A loop pigeon?

Thomas Tompion

Senior Member
English - England
This morning I was reading an account of the dress rehearsal of Prokofiev's A Love of Three Oranges, in Chicago in 1921, and came across this:

Singers attired as singers were never attired before crawl on, bounce on, tumble on. And M. Coini, as undisturbed as a traffic cop or a loop pigeon, commands his stage. He tells the singers where to stand while they sing, and when they don't sing to suit him he sings himself.
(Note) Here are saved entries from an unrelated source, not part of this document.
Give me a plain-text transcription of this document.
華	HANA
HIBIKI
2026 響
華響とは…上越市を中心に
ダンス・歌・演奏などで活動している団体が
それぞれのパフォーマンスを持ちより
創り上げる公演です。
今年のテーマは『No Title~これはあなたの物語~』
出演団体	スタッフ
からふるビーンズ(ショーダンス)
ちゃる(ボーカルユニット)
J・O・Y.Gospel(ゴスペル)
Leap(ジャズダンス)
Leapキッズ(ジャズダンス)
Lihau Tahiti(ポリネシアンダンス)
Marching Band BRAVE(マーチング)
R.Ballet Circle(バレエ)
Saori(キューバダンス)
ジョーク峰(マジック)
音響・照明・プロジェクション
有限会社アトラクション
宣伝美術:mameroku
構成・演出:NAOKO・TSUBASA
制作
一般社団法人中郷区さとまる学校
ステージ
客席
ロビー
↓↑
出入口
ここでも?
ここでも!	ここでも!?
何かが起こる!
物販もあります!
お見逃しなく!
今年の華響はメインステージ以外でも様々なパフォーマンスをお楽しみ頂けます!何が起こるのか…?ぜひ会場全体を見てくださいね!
Clearly a loop pigeon is something as still as a traffic cop, but I know nothing more about them. I wondered if they were decoys, but does anyone know what they are?
 
  • Nunty

    Senior Member
    Hebrew-US English (bilingual)
    I wonder if this isn't simply a reference to pigeons living in the Loop, Chicago's downtown area. Perhaps the downtown pigeons were particularly complacent or territorial and didn't move when people came by?
     

    sdgraham

    Senior Member
    USA English
    A further note: Chicago's Loop ("Loop" is most decidedly a proper noun in this context, regardless of clueless editors) is traditionally the area within the circle of elevated public transit railway tracks called the "L" (for "elevated). It's the center of the downtown, i.e. business and shopping, area.
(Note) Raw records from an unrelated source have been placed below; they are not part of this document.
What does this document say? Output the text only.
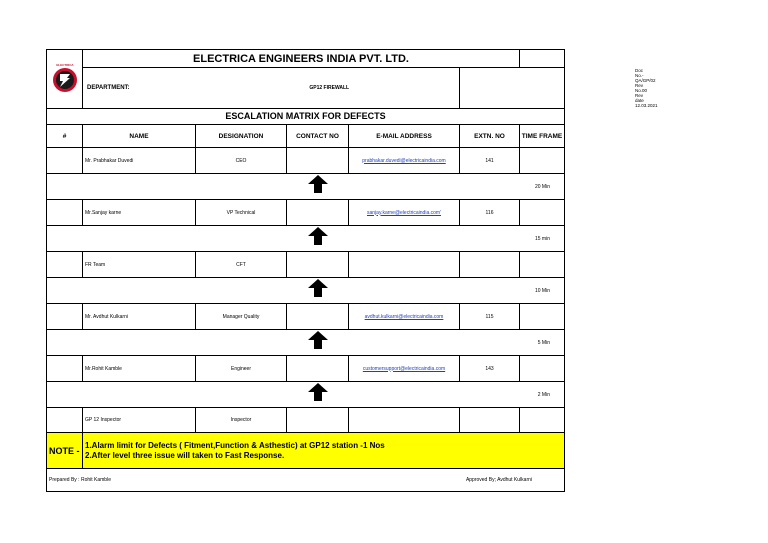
ELECTRICA	ELECTRICA ENGINEERS INDIA PVT. LTD.						
	DEPARTMENT:	GP12 FIREWALL			Doc No.- QA/GP/02
Rev No.00
Rev date 12.03.2021		

ESCALATION MATRIX FOR DEFECTS							
#	NAME	DESIGNATION	CONTACT NO	E-MAIL ADDRESS	EXTN. NO	TIME FRAME	
	Mr. Prabhakar Duvedi	CEO		prabhakar.duvedi@electricaindia.com	141		
			20 Min	
	Mr.Sanjay karne	VP Technical		sanjay.karne@electricaindia.com'	116		
			15 min	
	FR Team	CFT					
			10 Min	
	Mr. Avdhut Kulkarni	Manager Quality		avdhut.kulkarni@electricaindia.com	115		
			5 Min	
	Mr.Rohit Kamble	Engineer		customersupport@electricaindia.com	143		
			2 Min	
	GP 12 Inspector	Inspector					
NOTE -	1.Alarm limit for Defects ( Fitment,Function & Asthestic) at GP12 station -1 Nos
2.After level three issue will taken to Fast Response.						

Prepared By : Rohit Kamble				Approved By; Avdhut Kulkarni			
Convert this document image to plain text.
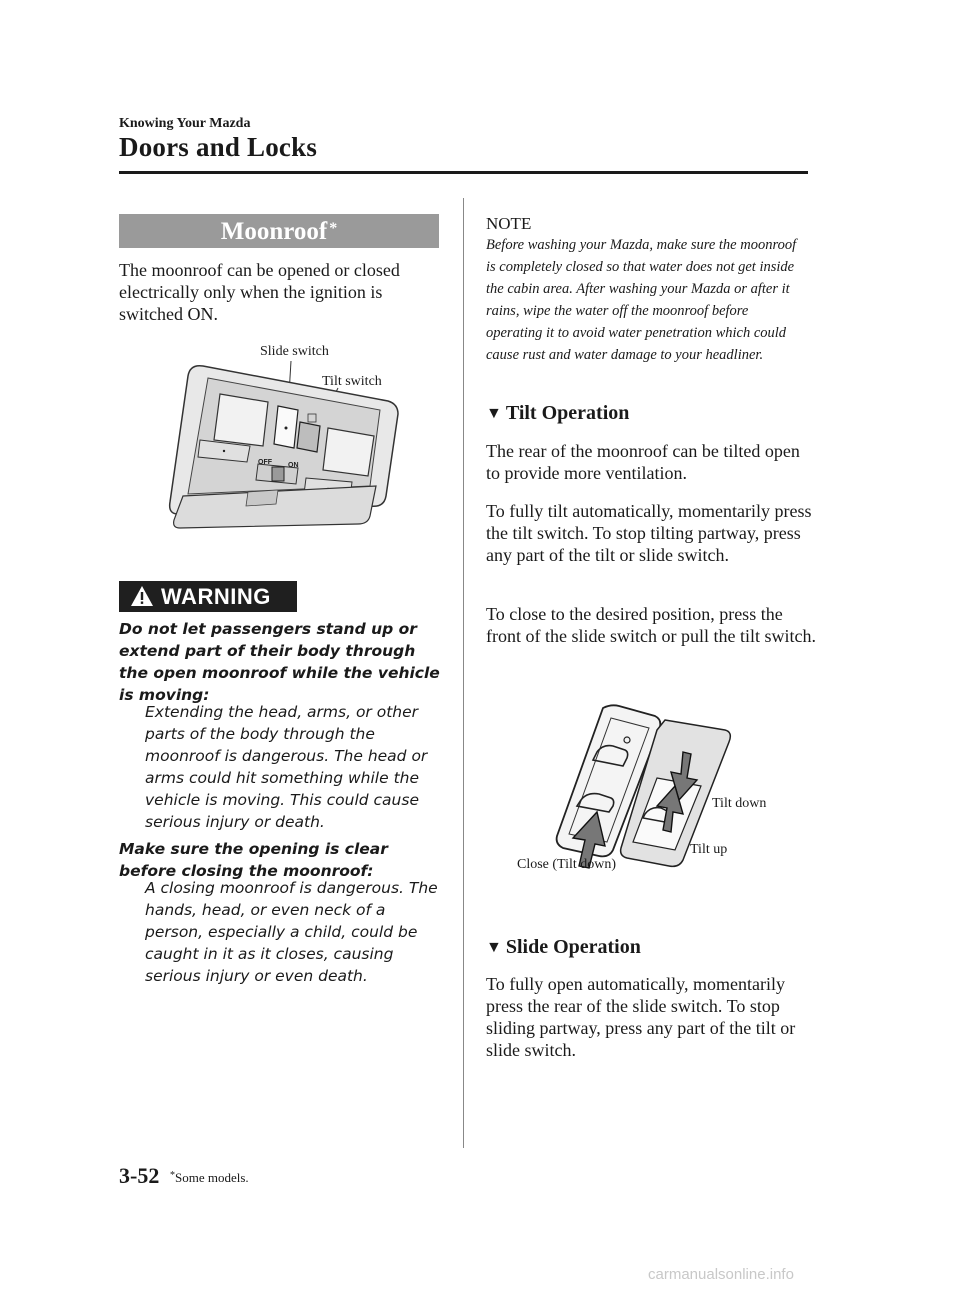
Knowing Your Mazda
Doors and Locks
Moonroof *
The moonroof can be opened or closed electrically only when the ignition is switched ON.
OFF ON
Slide switch
Tilt switch
WARNING
Do not let passengers stand up or extend part of their body through the open moonroof while the vehicle is moving:
Extending the head, arms, or other parts of the body through the moonroof is dangerous. The head or arms could hit something while the vehicle is moving. This could cause serious injury or death.
Make sure the opening is clear before closing the moonroof:
A closing moonroof is dangerous. The hands, head, or even neck of a person, especially a child, could be caught in it as it closes, causing serious injury or even death.
NOTE
Before washing your Mazda, make sure the moonroof is completely closed so that water does not get inside the cabin area. After washing your Mazda or after it rains, wipe the water off the moonroof before operating it to avoid water penetration which could cause rust and water damage to your headliner.
▼ Tilt Operation
The rear of the moonroof can be tilted open to provide more ventilation.
To fully tilt automatically, momentarily press the tilt switch. To stop tilting partway, press any part of the tilt or slide switch.
To close to the desired position, press the front of the slide switch or pull the tilt switch.
Tilt down
Tilt up
Close (Tilt down)
▼ Slide Operation
To fully open automatically, momentarily press the rear of the slide switch. To stop sliding partway, press any part of the tilt or slide switch.
3-52 *Some models.
carmanualsonline.info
    These elevated tracks and the supporting structure provide prime roosting habitat for pigeons (also called "rock doves"), which abound in the area.

    (signed) born and raised there.
     

    GreenWhiteBlue

    Senior Member
    USA - English
    The Loop neighborhood of Chicago is the only place I have ever seen a pigeon run over by a bus because the pigeon would not move promptly, so I can confirm from direct personal observation that Loop pigeons seem more, er, unflappable than most other birds.